考察


2. 自覚している変化程度と変化動機尺度の関連について

 仮説Cの検討のため,自覚している変化程度と変化動機尺度の下位尺度「関係維持」,「自然・無意識」,「演技隠蔽」,「関係の質」の相関係数を求めた。

 その結果,自覚している変化程度と変化動機尺度の「関係維持」,「自然・無意識」,「演技隠蔽」において有意な正の相関が見られた。このことから,仮説C『自覚している変化程度が大きい人ほど,意図的に自分を変化させることが多く,「関係維持」得点や「演技隠蔽」得点が大きくなると考えられる。』は支持された。「関係維持」については,相手との関係を維持するためや,相手を傷つけないように意識的に自己を変化させているため,自覚している変化程度との関連がみられたことが考えられる。また,「演技隠蔽」については,相手によく見られたいという思いなどから,意識的に自己を変化させているという認識が生じるのではないかと考えられる。自覚している変化程度と「自然・無意識」においても関連がみられた理由として,「自然・無意識」は日本文化において特徴的な自然に,無意識に変化するという考えも含まれているため,人と関わっている場では意識せず自然と自己が変化していても,客観的に改めて振り返ると自己が変化していたという認識があり,自覚している変化程度と正の相関がみられたのではないかと考えられる。
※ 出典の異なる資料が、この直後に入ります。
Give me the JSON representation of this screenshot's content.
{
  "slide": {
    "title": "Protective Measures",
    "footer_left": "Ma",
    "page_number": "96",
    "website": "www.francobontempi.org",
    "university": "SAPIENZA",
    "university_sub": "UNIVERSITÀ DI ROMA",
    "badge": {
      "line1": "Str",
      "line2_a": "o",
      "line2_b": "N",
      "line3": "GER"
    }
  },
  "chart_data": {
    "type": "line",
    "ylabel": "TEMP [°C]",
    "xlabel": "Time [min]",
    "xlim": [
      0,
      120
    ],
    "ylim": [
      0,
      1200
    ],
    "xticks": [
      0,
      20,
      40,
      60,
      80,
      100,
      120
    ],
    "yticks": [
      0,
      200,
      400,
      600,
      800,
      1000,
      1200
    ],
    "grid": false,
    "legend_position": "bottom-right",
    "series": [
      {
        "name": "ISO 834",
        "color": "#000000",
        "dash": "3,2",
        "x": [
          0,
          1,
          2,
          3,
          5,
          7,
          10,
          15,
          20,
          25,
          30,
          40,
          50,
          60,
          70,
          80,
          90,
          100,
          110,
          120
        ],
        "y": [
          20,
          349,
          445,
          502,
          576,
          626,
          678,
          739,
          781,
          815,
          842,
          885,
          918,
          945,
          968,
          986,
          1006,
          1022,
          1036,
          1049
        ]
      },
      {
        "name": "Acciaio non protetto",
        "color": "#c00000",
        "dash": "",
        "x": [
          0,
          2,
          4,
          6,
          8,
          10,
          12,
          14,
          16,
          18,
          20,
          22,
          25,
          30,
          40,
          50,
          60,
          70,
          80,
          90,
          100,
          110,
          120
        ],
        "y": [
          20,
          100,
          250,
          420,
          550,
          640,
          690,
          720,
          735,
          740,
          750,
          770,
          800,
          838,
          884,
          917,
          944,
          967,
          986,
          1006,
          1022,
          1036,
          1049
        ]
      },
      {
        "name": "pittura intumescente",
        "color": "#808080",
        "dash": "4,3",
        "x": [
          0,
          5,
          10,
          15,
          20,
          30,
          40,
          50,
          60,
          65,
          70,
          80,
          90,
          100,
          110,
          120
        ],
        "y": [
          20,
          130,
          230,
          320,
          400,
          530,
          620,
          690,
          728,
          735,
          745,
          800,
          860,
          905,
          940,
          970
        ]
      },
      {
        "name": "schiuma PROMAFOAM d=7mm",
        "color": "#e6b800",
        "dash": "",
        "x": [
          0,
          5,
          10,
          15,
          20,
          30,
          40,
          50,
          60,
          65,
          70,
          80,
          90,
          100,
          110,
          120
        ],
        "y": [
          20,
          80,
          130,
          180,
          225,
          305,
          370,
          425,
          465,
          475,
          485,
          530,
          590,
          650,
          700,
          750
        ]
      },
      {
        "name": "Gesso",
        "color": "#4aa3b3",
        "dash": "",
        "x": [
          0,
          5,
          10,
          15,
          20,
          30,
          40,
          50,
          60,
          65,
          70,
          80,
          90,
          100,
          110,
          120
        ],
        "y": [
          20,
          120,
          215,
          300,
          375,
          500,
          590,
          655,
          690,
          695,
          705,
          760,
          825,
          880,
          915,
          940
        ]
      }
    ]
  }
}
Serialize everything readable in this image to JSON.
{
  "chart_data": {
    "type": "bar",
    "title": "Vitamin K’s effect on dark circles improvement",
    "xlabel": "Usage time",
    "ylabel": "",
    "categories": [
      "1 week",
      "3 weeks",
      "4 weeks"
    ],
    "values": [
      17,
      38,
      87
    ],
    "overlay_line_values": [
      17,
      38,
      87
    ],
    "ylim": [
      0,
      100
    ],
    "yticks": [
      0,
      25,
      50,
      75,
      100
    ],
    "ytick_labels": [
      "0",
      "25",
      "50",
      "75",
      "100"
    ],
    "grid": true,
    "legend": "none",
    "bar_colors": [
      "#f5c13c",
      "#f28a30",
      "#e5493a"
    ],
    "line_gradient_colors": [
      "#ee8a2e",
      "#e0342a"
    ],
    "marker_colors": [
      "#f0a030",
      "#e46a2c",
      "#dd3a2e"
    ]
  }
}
 また,自覚している変化程度に及ぼす影響についても調べるため,各下位尺度を独立変数とし,自覚している変化程度を従属変数とした重回帰分析による検討をおこなった結果,「関係維持」と「自然・無意識」から「自覚している変化程度」に対して有意な正の影響がみられた。相関係数の算出の結果と類似した結果となったが,重回帰分析では,「演技・隠蔽」から自覚している変化程度への影響はみられなかった。自覚している変化程度に,特に正の影響を与えているのは,関係維持願望や自己理解願望,相手を傷つけたくないなどの配慮からなる「関係維持」であることが示唆された。